W święta doszło do zakłóceń działania systemu GPS w rejonie Bałtyku. Według podpułkownika Joakima Paasikiviego, wykładowcy strategii wojskowej Szwedzkiej Akademii Obrony, mogła za tym stać Rosja, której celem było pokazanie, że potrafi przeprowadzać tego rodzaju akcje.
W dniach 25-27 grudnia miały miejsce przerwy w funkcjonowaniu GPS nad Morzem Bałtyckim, duńską wyspą Bornholm, południową Szwecją, częścią Litwy oraz Polski.
Według Paaskiviego, który udzielił wywiadu fińskiemu szwedzkojęzycznemu portalowi YLE, zakłócenia mogły być "pewnego rodzaju testem" przed zastosowaniem ich przez Rosję w wojnie "w szarej strefie" lub wojnie hybrydowej.
"Może to być początek nieprzyjemnej eskalacji.
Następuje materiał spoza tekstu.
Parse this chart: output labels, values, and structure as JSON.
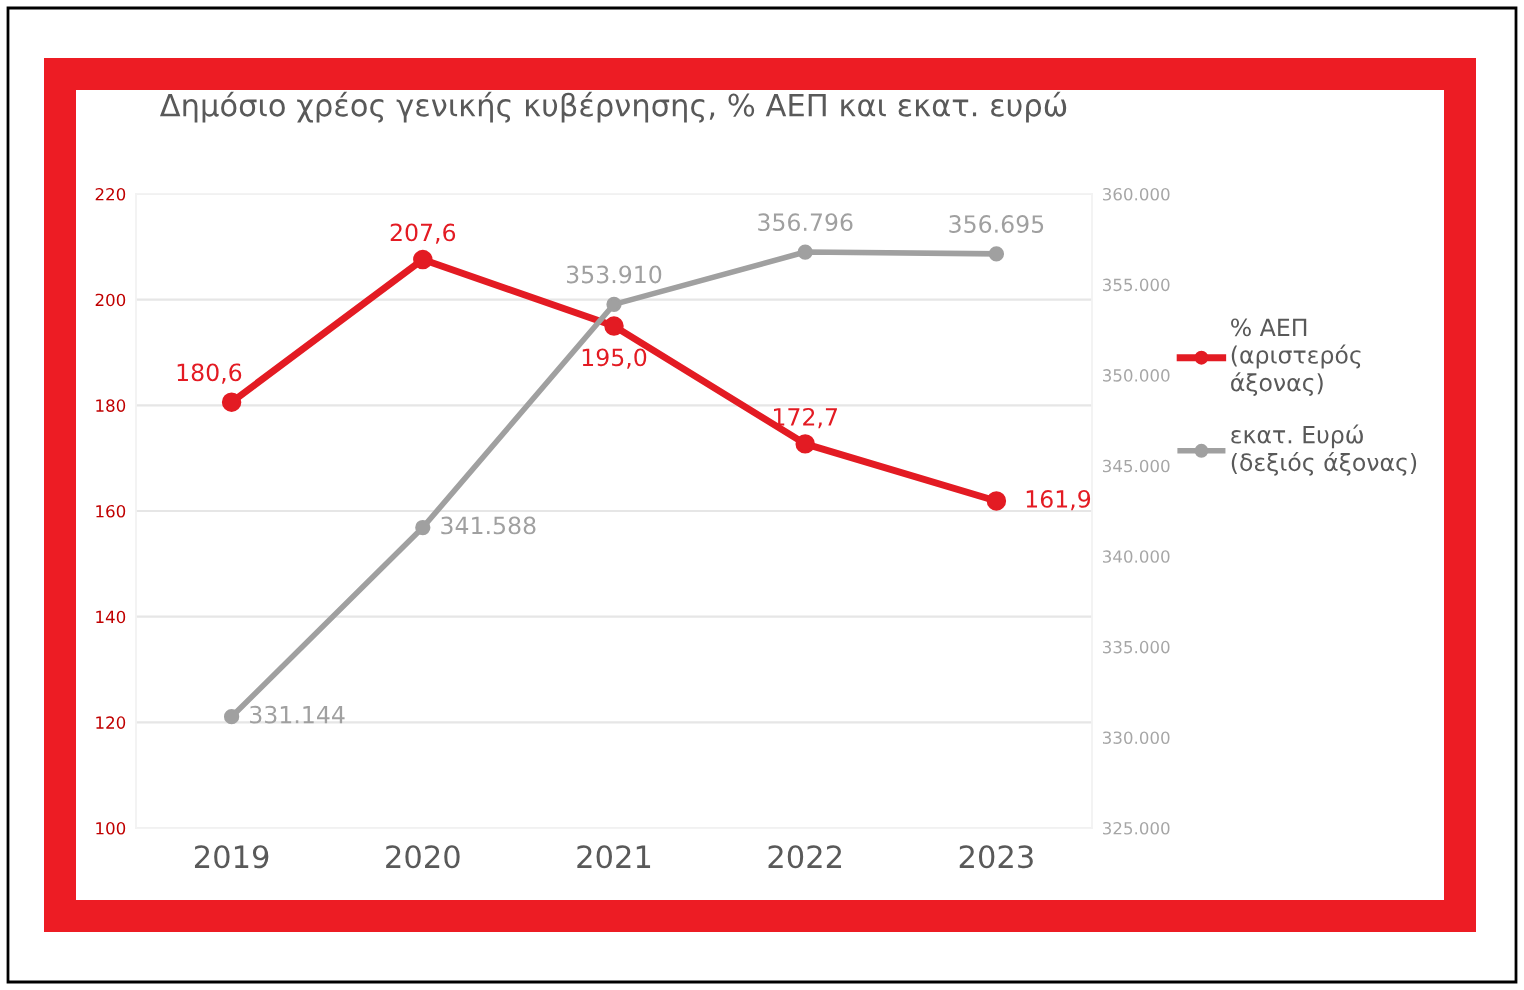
{
  "chart_data": {
    "type": "line",
    "title": "Δημόσιο χρέος γενικής κυβέρνησης, % ΑΕΠ και εκατ. ευρώ",
    "categories": [
      "2019",
      "2020",
      "2021",
      "2022",
      "2023"
    ],
    "series": [
      {
        "name": "% ΑΕΠ (αριστερός άξονας)",
        "color": "#e31b23",
        "values": [
          180.6,
          207.6,
          195.0,
          172.7,
          161.9
        ],
        "value_labels": [
          "180,6",
          "207,6",
          "195,0",
          "172,7",
          "161,9"
        ]
      },
      {
        "name": "εκατ. Ευρώ (δεξιός άξονας)",
        "color": "#a0a0a0",
        "axis": "y2",
        "values": [
          331144,
          341588,
          353910,
          356796,
          356695
        ],
        "value_labels": [
          "331.144",
          "341.588",
          "353.910",
          "356.796",
          "356.695"
        ]
      }
    ],
    "ylim": [
      100,
      220
    ],
    "yticks": [
      100,
      120,
      140,
      160,
      180,
      200,
      220
    ],
    "y2lim": [
      325000,
      360000
    ],
    "y2ticks": [
      {
        "value": 325000,
        "label": "325.000"
      },
      {
        "value": 330000,
        "label": "330.000"
      },
      {
        "value": 335000,
        "label": "335.000"
      },
      {
        "value": 340000,
        "label": "340.000"
      },
      {
        "value": 345000,
        "label": "345.000"
      },
      {
        "value": 350000,
        "label": "350.000"
      },
      {
        "value": 355000,
        "label": "355.000"
      },
      {
        "value": 360000,
        "label": "360.000"
      }
    ],
    "grid": "y",
    "legend": "right",
    "marker": "circle",
    "line_style": "solid"
  }
}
Jeśli doszłoby do zniszczenia satelitów, odbiłoby się to na dużej części systemów informatycznych oraz gospodarce" – uważa Paasikivi.
Szwedzki wojskowy zapytany, czy należy martwić się o to, odpowiedział: "powinniśmy zachować czujność".
Jak podała duńska gazeta "Dagbladet Information", awaria GPS zbiegła się w czasie z rosyjskimi ćwiczeniami na Bałtyku. "Ten zbieg okoliczności nie jest przypadkowy" – ocenił ekspert Duńskiej Szkoły Borny, Peter Viggo Jakobsen.
Sygnały GPS są wykorzystywane w nawigacji samolotów, statków oraz samochodów.